Crown wins appeal against JP’s decision to refuse motion to adjourn trial and for witness warrant
Prosecutors have successfully challenged a decision by a justice of the peace to refuse a motion to adjourn an assault trial and for a warrant to arrest a corroborating witness who had moved to London and was avoiding service.
The Sheriff Appeal Court ruled that the justice of the peace “misdirected” himself in his assessment of the extent of the resulting “prejudice” to the Crown, as the decision lead to the complaint against the accused being deserted simpliciter.
Sheriff Principal Mhairi Stephen QC, Sheriff Principal Duncan Murray and Sheriff Kenneth Maciver heard the Crown Bill of Advocation arising out of the summary complaint against Amreek Shaan, who was charged by the Procurator Fiscal at Paisley with assault to injury on 13 March 2015 by repeatedly punching Gurthag Singh to the head and body and striking on the head with an unknown object.
At the trial diet on 11 February 2016 the complainer in the charge attended, but the witness necessary for corroboration of the charge did not.
Enquiries made after the intermediate diet disclosed that the witness had moved to London and that he did not intend to return to Paisley give evidence.
The complainer’s depute made a motion for adjournment of the trial and for a witness warrant, which was opposed by the respondent’s solicitor on the basis that nearly a year had passed since the incident.
Refusing to grant the motion a witness warrant, the justice said the offence was “almost one year old” and that there had been “no reference” at the intermediate diet to any difficulty in citing witnesses.
He explained that he did not consider it “cost effective” to bring the witness from London in custody and doubted whether he would reappear given his previous reluctance to do so.
The justice added that he also took into account the “public interest” in having summary justice dealt with “expeditiously”.
However, the Bill complained that the decision of the JP to refuse the Crown motion was “unjust, erroneous and contrary to law”.
The Crown argued that the justice had “misdirected himself in law” in refusing the motion by failing to consider adequately the prejudice to the prosecutor and the lack of prejudice to the accused, and by taking into account an “improper and irrelevant consideration” namely, the cost effectiveness of bringing the reluctant witness from London to Paisley.

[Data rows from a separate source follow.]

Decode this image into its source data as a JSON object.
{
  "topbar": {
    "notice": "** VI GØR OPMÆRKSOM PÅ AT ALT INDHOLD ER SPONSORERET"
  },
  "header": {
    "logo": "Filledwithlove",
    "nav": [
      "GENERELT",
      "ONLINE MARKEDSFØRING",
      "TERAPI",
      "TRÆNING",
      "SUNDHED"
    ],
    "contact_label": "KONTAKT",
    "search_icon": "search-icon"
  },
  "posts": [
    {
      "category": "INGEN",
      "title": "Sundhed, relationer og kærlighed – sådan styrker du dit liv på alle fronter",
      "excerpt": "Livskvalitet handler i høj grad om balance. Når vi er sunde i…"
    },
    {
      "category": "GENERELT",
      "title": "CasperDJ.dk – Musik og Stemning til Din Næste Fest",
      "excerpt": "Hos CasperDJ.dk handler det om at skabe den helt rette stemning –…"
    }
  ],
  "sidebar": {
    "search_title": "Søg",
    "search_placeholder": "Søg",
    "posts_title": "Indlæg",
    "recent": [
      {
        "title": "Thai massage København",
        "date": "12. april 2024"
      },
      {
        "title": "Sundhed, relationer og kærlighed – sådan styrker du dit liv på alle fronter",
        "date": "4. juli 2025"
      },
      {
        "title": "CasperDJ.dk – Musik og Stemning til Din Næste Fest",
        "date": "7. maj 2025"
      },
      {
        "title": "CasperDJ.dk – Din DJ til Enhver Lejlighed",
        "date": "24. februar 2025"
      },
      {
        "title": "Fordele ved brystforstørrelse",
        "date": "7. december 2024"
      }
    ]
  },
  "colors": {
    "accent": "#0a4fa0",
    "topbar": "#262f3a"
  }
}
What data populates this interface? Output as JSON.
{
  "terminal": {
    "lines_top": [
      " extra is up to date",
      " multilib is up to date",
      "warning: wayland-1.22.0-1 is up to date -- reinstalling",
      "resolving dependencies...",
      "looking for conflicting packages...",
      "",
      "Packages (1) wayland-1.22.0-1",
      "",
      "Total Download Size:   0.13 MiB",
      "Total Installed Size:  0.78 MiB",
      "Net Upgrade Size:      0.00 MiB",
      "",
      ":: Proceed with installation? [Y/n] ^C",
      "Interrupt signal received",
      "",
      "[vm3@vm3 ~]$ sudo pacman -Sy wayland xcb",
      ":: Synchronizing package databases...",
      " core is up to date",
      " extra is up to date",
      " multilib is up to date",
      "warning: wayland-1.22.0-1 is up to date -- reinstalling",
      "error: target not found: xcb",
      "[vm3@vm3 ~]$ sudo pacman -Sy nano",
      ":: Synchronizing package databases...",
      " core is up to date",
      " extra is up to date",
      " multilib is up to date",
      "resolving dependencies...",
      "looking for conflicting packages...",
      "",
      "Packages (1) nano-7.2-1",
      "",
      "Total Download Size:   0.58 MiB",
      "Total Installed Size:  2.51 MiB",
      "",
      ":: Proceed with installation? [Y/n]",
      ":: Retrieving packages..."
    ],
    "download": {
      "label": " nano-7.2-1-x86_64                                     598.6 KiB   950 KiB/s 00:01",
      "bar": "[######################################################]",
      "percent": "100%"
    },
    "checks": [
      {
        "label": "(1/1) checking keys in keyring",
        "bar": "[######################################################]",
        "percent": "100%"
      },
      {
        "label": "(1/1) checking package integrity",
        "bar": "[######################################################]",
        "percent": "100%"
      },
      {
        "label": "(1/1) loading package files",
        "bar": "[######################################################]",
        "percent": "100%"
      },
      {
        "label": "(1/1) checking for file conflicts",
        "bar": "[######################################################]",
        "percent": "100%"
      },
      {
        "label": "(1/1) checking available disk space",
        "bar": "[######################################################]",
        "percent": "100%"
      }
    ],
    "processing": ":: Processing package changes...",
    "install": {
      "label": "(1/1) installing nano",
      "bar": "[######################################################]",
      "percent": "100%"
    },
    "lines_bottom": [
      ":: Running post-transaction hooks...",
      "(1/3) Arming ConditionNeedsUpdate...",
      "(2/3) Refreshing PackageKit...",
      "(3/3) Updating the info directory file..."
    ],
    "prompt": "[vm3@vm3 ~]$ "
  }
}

Counsel for the respondent argued that the justice had referred correctly to the various prejudices which he had to give consideration to and that a failure to give a particular factor a greater or lesser amount of weight was not in itself a ground for the successful review of his discretionary decision.

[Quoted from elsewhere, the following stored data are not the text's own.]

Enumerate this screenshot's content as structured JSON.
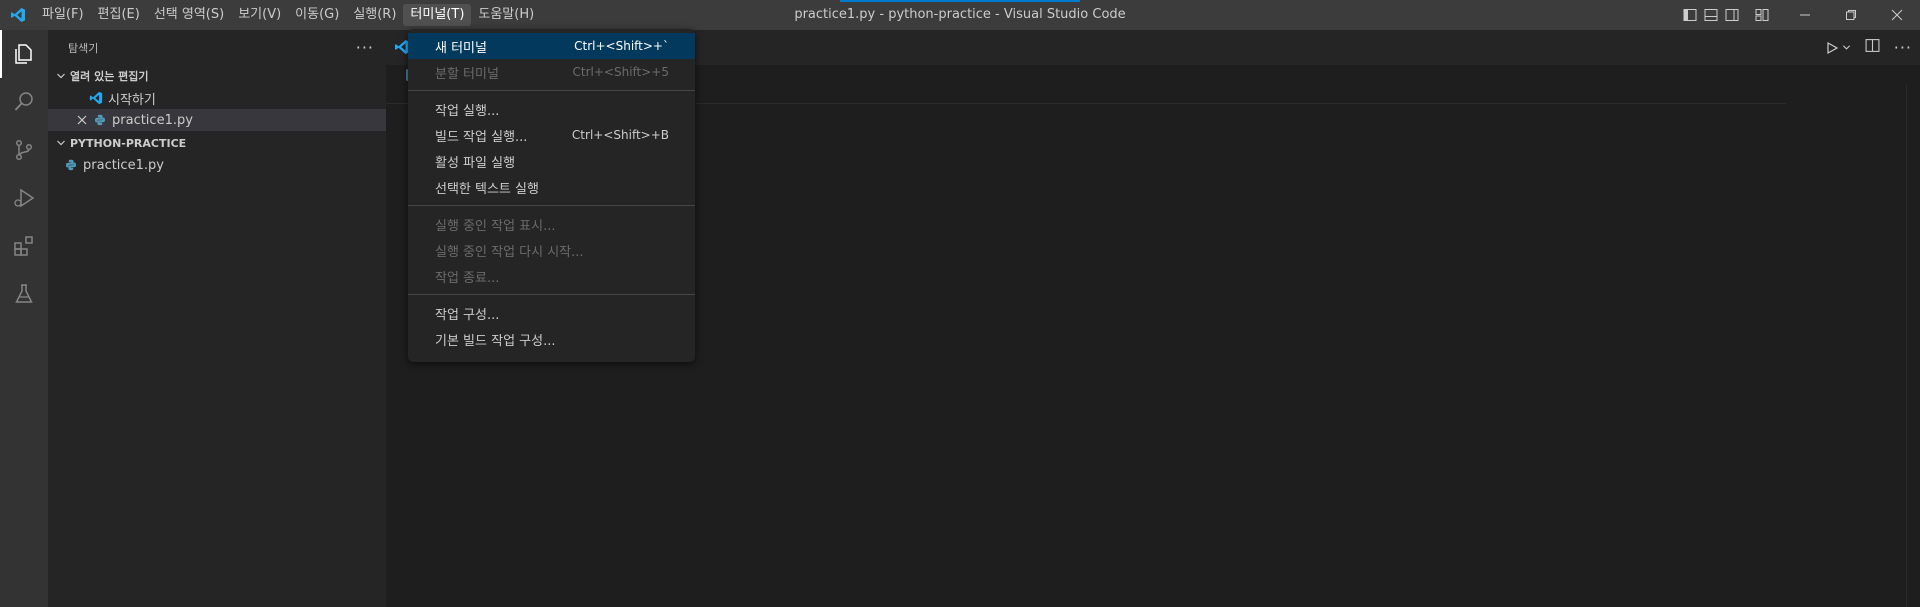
{
  "window": {
    "title": "practice1.py - python-practice - Visual Studio Code"
  },
  "menubar": [
    {
      "label": "파일(F)",
      "active": false
    },
    {
      "label": "편집(E)",
      "active": false
    },
    {
      "label": "선택 영역(S)",
      "active": false
    },
    {
      "label": "보기(V)",
      "active": false
    },
    {
      "label": "이동(G)",
      "active": false
    },
    {
      "label": "실행(R)",
      "active": false
    },
    {
      "label": "터미널(T)",
      "active": true
    },
    {
      "label": "도움말(H)",
      "active": false
    }
  ],
  "sidebar": {
    "title": "탐색기",
    "open_editors": {
      "header": "열려 있는 편집기",
      "items": [
        {
          "label": "시작하기"
        },
        {
          "label": "practice1.py"
        }
      ]
    },
    "workspace": {
      "header": "PYTHON-PRACTICE",
      "items": [
        {
          "label": "practice1.py"
        }
      ]
    }
  },
  "terminal_menu": {
    "group1": [
      {
        "label": "새 터미널",
        "shortcut": "Ctrl+<Shift>+`",
        "state": "highlight"
      },
      {
        "label": "분할 터미널",
        "shortcut": "Ctrl+<Shift>+5",
        "state": "disabled"
      }
    ],
    "group2": [
      {
        "label": "작업 실행...",
        "shortcut": ""
      },
      {
        "label": "빌드 작업 실행...",
        "shortcut": "Ctrl+<Shift>+B"
      },
      {
        "label": "활성 파일 실행",
        "shortcut": ""
      },
      {
        "label": "선택한 텍스트 실행",
        "shortcut": ""
      }
    ],
    "group3": [
      {
        "label": "실행 중인 작업 표시...",
        "shortcut": ""
      },
      {
        "label": "실행 중인 작업 다시 시작...",
        "shortcut": ""
      },
      {
        "label": "작업 종료...",
        "shortcut": ""
      }
    ],
    "group4": [
      {
        "label": "작업 구성...",
        "shortcut": ""
      },
      {
        "label": "기본 빌드 작업 구성...",
        "shortcut": ""
      }
    ]
  },
  "colors": {
    "accent": "#007acc",
    "vscode_blue": "#23a9f2",
    "python_blue": "#519aba",
    "menu_highlight": "#04395e"
  },
  "icons": {
    "activity": [
      "explorer-icon",
      "search-icon",
      "source-control-icon",
      "run-debug-icon",
      "extensions-icon",
      "testing-icon"
    ]
  }
}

Passing the Bill, the appeal sheriffs observed that the justice required to balance the various interests involved, these being prejudice to the prosecutor, prejudice to the accused and prejudice to the public interest in general.
Delivering the opinion of the court, Sheriff Principal Stephen said: “In this case, we are of the opinion that the justice of the peace failed to weigh up these considerations properly. Had he done so he ought to have recognised that this is a serious charge especially in the justice’s jurisdiction; it is in the public interest that the complainer be afforded the opportunity of bringing evidence to prove the charge.
“The decision of the justice brought this prosecution to an end. There is no fault, error or carelessness which can be attributed to the complainer in his preparation for trial. The witness was a reluctant witness and had failed to co-operate with the prosecutor.
“The justice appears to have misdirected himself in his assessment of the extent of the prejudice to the complainer who by the decision of the justice is prevented from proceeding with the prosecution of this case. The justice erred in ignoring or discounting the public interest that those charged with violent conduct are brought to justice. In the circumstances which faced the justice in this case, the legitimate aim of speedy justice yields to these other considerations.”
She added: “Finally, in refusing the complainer’s motion for a witness warrant the justice misdirected himself by placing weight on an irrelevant factor namely the cost effectiveness of bringing the witness from London which is essentially a matter for the prosecutor not the court. In so doing the justice fell into error.
“In refusing the Crown adjournment in the absence of any real prejudice to the accused and in the face of significant prejudice to the prosecutor the justice reached a decision which no reasonable justice could have reached.
“The justice also erred in refusing the Crown motion for a witness warrant as he took into account an irrelevant consideration relating to the cost of bringing the witness to court.”
The appeal sheriffs remitted the case to the Justice in Paisley for diets to be set.